Central Bank Digital Currencies [CBDCs] are turning out to be all the rage across many governments, with many nations actively developing their own. Venezuela, for instance, is in the news today after the country’s Central Bank decided to roll out its own CBDC by October this year. The same was first revealed by the Venezuelan Vice President of Communication on Twitter.
— Alfred Nazareth (@luchaalmada) August 5, 2021
The announcement further added that a monetary redenomination will also take place, one which will cut out six zeros from the Venezuelan currency Bolivar. The digital Bolivar will be accompanied by an equivalent new 1-bolivar coin, plus banknotes ranging from 5 Bs. to 100 Bs.

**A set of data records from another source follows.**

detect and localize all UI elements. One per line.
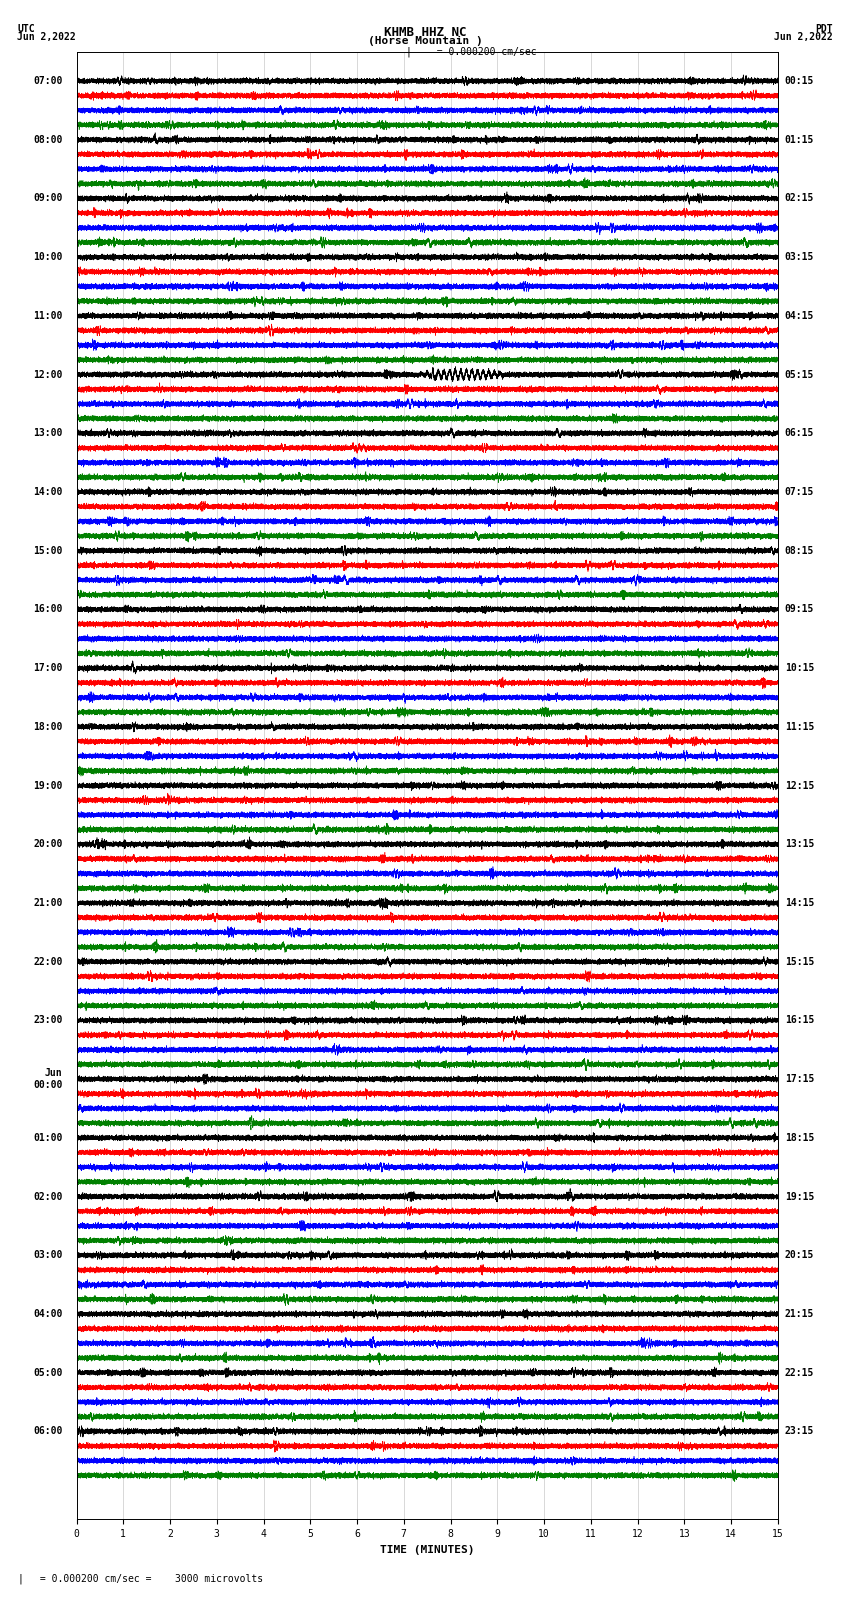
Text: (Horse Mountain ): (Horse Mountain ): [367, 35, 483, 45]
Text: 12:00: 12:00: [33, 369, 63, 379]
X-axis label: TIME (MINUTES): TIME (MINUTES): [380, 1545, 474, 1555]
Text: 14:15: 14:15: [785, 898, 814, 908]
Text: 18:00: 18:00: [33, 723, 63, 732]
Text: 01:15: 01:15: [785, 135, 814, 145]
Text: 19:00: 19:00: [33, 781, 63, 790]
Text: Jun
00:00: Jun 00:00: [33, 1068, 63, 1090]
Text: PDT: PDT: [815, 24, 833, 34]
Text: 09:00: 09:00: [33, 194, 63, 203]
Text: 23:15: 23:15: [785, 1426, 814, 1436]
Text: = 0.000200 cm/sec: = 0.000200 cm/sec: [425, 47, 536, 56]
Text: 01:00: 01:00: [33, 1132, 63, 1142]
Text: 20:15: 20:15: [785, 1250, 814, 1260]
Text: 08:15: 08:15: [785, 545, 814, 555]
Text: 21:00: 21:00: [33, 898, 63, 908]
Text: 22:15: 22:15: [785, 1368, 814, 1378]
Text: 14:00: 14:00: [33, 487, 63, 497]
Text: 03:00: 03:00: [33, 1250, 63, 1260]
Text: 06:00: 06:00: [33, 1426, 63, 1436]
Text: 08:00: 08:00: [33, 135, 63, 145]
Text: KHMB HHZ NC: KHMB HHZ NC: [383, 26, 467, 39]
Text: 05:00: 05:00: [33, 1368, 63, 1378]
Text: 16:15: 16:15: [785, 1016, 814, 1026]
Text: 10:00: 10:00: [33, 252, 63, 261]
Text: 12:15: 12:15: [785, 781, 814, 790]
Text: 22:00: 22:00: [33, 957, 63, 966]
Text: 15:15: 15:15: [785, 957, 814, 966]
Text: 04:00: 04:00: [33, 1310, 63, 1319]
Text: 07:15: 07:15: [785, 487, 814, 497]
Text: 05:15: 05:15: [785, 369, 814, 379]
Text: 16:00: 16:00: [33, 605, 63, 615]
Text: 11:00: 11:00: [33, 311, 63, 321]
Text: 18:15: 18:15: [785, 1132, 814, 1142]
Text: 20:00: 20:00: [33, 839, 63, 848]
Text: 13:00: 13:00: [33, 429, 63, 439]
Text: 02:15: 02:15: [785, 194, 814, 203]
Text: Jun 2,2022: Jun 2,2022: [17, 32, 76, 42]
Text: 02:00: 02:00: [33, 1192, 63, 1202]
Text: 11:15: 11:15: [785, 723, 814, 732]
Text: 09:15: 09:15: [785, 605, 814, 615]
Text: Jun 2,2022: Jun 2,2022: [774, 32, 833, 42]
Text: 00:15: 00:15: [785, 76, 814, 85]
Text: 13:15: 13:15: [785, 839, 814, 848]
Text: 21:15: 21:15: [785, 1310, 814, 1319]
Text: 15:00: 15:00: [33, 545, 63, 555]
Text: 19:15: 19:15: [785, 1192, 814, 1202]
Text: |: |: [405, 47, 411, 58]
Text: |: |: [17, 1573, 23, 1584]
Text: 17:00: 17:00: [33, 663, 63, 673]
Text: UTC: UTC: [17, 24, 35, 34]
Text: 04:15: 04:15: [785, 311, 814, 321]
Text: 03:15: 03:15: [785, 252, 814, 261]
Text: 07:00: 07:00: [33, 76, 63, 85]
Text: 10:15: 10:15: [785, 663, 814, 673]
Text: 17:15: 17:15: [785, 1074, 814, 1084]
Text: 23:00: 23:00: [33, 1016, 63, 1026]
Text: = 0.000200 cm/sec =    3000 microvolts: = 0.000200 cm/sec = 3000 microvolts: [34, 1574, 264, 1584]
Text: 06:15: 06:15: [785, 429, 814, 439]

The CBDC will be supported by an SMS-based exchange system in order to enable transfers and payments between users. The bank also clarified that none of these measures will have any effect on the current value of the Bolivar.
“The bolivar will not be worth any more or any less, in order to facilitate its use, it is being taken to a simpler monetary scale.”
Not the first time
This is not the country’s first official stint with digital assets. Back in 2018, the government introduced an oil-backed cryptocurrency known as Petro. This was done in a bid to supplement the falling Bolivar and to circumvent sanctions imposed by the United States. However, this move failed as rather than being decentralized, the “crypto” was being controlled by the government.
The aforementioned development also intends to tackle rising inflation in Venezuela. The same has risen by 2,575% in the past year alone, according to some estimates. In fact, a readjustment in 2018 saw Venezuela cut out five zeroes from the currency when inflation hit 1.8 million percent.
In such a scenario, Venezuelans have not just been increasingly turning to the U.S. Dollar, but also to cryptocurrencies as a hedge. In May, Venezuela had the 3rd highest levels of everyday crypto-use in the world. Bitcoin and other altcoins were being used by citizens not just as a store of value, but also as a payment method.
Such sentiments have been common across the region actually. A bill before the Uruguayan Senate, for instance, wants to allow crypto’s use as legal payment in the country. While this bill was a little limited in its scope, El Salvador is all set to officially transform Bitcoin into legal tender on 1 September, despite some protests.